Otto también era pescador… en fin, le encantaban las actividades al aire libre, y aunque era ilegal que tuviera un revólver del 38 cargado en la guantera, ni un solo conductor de un camión de reparto de cerveza se lo habría echado en cara. Con toda probabilidad, la fábrica de cerveza para la que trabajaba habría aplaudido su iniciativa, por lo menos en privado.

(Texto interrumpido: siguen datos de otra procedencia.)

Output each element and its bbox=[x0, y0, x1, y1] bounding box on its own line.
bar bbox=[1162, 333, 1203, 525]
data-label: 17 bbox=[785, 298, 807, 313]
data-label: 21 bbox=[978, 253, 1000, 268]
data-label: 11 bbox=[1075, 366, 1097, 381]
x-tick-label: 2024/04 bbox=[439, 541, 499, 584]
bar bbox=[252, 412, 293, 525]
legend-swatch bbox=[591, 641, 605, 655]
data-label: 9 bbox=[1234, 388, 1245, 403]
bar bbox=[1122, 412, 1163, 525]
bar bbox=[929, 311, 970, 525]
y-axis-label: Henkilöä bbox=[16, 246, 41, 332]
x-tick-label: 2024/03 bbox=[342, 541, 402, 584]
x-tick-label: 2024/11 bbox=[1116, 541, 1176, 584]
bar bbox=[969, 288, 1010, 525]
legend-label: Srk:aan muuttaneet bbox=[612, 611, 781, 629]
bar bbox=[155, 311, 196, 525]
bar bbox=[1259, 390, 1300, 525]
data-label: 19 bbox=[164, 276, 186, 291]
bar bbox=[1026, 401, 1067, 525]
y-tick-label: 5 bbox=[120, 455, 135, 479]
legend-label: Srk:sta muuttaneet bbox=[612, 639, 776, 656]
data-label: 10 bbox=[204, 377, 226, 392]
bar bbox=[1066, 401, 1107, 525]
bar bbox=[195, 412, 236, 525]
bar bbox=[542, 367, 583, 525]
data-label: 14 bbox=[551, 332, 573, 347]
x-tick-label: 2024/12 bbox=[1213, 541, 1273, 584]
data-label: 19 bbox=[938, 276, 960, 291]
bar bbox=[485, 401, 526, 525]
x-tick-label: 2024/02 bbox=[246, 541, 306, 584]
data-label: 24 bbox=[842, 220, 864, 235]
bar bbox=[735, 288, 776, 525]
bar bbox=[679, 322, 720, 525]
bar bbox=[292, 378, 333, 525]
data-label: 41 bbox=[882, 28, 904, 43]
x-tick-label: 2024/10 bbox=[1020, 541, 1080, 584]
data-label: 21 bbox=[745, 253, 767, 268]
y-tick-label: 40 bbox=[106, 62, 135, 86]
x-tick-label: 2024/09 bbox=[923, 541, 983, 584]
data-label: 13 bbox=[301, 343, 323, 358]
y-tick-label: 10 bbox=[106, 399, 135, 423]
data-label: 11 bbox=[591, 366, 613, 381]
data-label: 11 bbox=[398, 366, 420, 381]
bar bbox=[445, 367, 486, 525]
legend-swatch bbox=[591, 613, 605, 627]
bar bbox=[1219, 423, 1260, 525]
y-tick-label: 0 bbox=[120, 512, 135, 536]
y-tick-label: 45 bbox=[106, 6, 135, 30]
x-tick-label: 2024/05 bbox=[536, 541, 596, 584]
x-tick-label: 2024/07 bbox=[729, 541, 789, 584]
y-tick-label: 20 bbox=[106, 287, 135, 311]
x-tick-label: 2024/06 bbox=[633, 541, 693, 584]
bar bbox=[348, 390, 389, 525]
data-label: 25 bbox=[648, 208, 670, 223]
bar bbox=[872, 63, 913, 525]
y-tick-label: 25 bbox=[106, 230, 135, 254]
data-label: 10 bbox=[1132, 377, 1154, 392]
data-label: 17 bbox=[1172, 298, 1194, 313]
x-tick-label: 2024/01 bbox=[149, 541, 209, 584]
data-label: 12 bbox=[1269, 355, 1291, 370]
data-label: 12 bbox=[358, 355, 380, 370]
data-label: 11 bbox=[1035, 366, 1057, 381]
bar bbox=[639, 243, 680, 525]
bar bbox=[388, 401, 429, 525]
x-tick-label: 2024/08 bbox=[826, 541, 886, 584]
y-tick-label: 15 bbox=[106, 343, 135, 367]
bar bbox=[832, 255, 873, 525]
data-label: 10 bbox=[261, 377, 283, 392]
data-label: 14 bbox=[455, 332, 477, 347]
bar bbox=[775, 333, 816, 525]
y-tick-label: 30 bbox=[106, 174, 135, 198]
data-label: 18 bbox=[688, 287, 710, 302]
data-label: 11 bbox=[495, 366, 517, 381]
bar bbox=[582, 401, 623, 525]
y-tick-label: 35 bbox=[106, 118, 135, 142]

Otto habría tenido que sacar el arma de la guantera con la mano derecha, porque no habría podido alcanzar el compartimiento, desde detrás del volante, con la izquierda, Y puesto que era zurdo, casi con toda seguridad habría transferido el arma de la mano derecha a la izquierda antes de investigar lo que ocurría en la caja del camión.
Todavía estaba muy bebido, y la temperatura por debajo de cero del Smith y Wesson tal vez hizo que el arma le pareciera poco familiar al tacto. (Además había salido bruscamente de un sueño tan perturbador como la misma muerte: ¡su mujer haciendo el amor con el hombre de los desastres, que la acariciaba con la mano izquierda de Otto!) Jamás sabremos si amartilló el revólver con la mano derecha antes de intentar transferirlo a la izquierda o si lo hizo sin darse cuenta cuando lo sacó de la guantera.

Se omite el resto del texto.